Capítulo 5 - Sonho ou pesadelo?
Houve dias em que acordei abruptamente, um tanto assustado. Todas as vezes ela estava tão perto. Conseguia até sentir sua respiração, seu cheiro. Ah... Teu cheiro. Tão inebriante. A pior parte era acordar e perceber, que por mais uma vez era apenas um sonho. Era como se escapasse por entre meus dedos e eu não pudesse fazer nada.
Já havia se passado uma semana desde que voltei para casa, e mesmo que a lembrança da morte de meu pai e o sentimento de luto estivesse muito presente em mim, aquela já era a quarta noite seguida em que eu
sonhava com a Laís. Eu ainda não havia tomado nenhuma decisão em relação a ir em busca dela ou não, e talvez fosse isso que tivesse me provocando esses sonhos e até mesmo pesadelos.
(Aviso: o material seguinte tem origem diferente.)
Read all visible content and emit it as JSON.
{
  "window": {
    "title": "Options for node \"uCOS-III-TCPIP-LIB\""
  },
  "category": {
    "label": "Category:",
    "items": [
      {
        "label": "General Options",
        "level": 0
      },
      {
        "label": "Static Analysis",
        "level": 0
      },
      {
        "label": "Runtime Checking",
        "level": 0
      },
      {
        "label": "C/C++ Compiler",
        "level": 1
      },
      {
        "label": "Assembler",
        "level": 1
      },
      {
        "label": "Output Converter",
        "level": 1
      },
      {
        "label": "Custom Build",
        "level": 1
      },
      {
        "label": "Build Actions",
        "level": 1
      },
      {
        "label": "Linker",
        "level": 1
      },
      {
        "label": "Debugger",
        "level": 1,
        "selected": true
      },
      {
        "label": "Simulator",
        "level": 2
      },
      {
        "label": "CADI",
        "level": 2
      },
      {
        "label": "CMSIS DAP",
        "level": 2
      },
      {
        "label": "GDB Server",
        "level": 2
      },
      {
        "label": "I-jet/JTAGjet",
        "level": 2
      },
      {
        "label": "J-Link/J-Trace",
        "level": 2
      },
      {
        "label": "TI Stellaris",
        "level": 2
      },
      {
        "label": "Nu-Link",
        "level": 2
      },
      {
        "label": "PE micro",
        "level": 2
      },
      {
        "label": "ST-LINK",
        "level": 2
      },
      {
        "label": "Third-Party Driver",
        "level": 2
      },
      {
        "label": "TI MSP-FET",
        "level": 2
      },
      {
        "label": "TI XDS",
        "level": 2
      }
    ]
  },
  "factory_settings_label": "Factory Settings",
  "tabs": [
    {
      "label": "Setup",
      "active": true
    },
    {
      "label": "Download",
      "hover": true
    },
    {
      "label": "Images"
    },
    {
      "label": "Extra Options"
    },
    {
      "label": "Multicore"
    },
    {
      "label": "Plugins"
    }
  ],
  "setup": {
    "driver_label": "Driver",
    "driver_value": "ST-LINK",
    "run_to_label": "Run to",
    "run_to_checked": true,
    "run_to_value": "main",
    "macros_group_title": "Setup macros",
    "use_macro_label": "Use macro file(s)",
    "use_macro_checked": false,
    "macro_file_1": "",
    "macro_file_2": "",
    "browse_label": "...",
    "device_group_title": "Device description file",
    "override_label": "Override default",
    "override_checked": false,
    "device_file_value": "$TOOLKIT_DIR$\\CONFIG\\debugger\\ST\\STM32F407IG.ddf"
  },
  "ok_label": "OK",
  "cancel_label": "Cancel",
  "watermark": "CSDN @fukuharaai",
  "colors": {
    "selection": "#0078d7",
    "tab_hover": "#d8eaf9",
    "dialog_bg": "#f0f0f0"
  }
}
Em uma das noites em que sonhei com ela, ela estava mais linda do que nunca. Seu rosto já era de uma mulher crescida, diferente daquela garota a qual me apaixonei seis anos atrás, e que conseguiu a proeza de me deixar mais apaixonado seis anos após. Seus cabelos continuavam louros como se fossem banhados a ouro toda manhã, lisos e compridos. Sua pele branca como leite, deixando suas bochechas visivelmente vermelhas ao primeiro sinal de vergonha. Aqueles olhos verdes como esmeraldas, mas claros e transparentes como as águas do Caribe capazes de me permitir enxergar sua alma, junto daquele sorriso fatal...fizeram minhas pernas bambearem ao vê-la vindo em minha direção, vestida naquele mesmo vestidinho florido de quando nos conhecemos. Ela se aproximava cada vez mais, e a cada passo que ela dava, era como se eu estivesse a conhecendo de novo. A sensação era a mesma. Eu estava me apaixonando mais uma vez, e pela mesma garota, que agora havia se tornado a mulher mais linda a qual eu já havia sonhado. Mas esse sonho se tornava um pesadelo quando de repente surgia um cara e a beijava bem na minha frente, me fazendo acordar totalmente assustado, com aquela sensação de realismo, que aquilo tinha acontecido de fato. Sabe quando você sonha e parece que aquilo realmente aconteceu? Pois então, acho que você pode me entender. Era assim que eu me sentia. E eu precisava fazer alguma coisa, ou eu continuaria tendo esses sonhos e pesadelos por mais não sei quanto tempo.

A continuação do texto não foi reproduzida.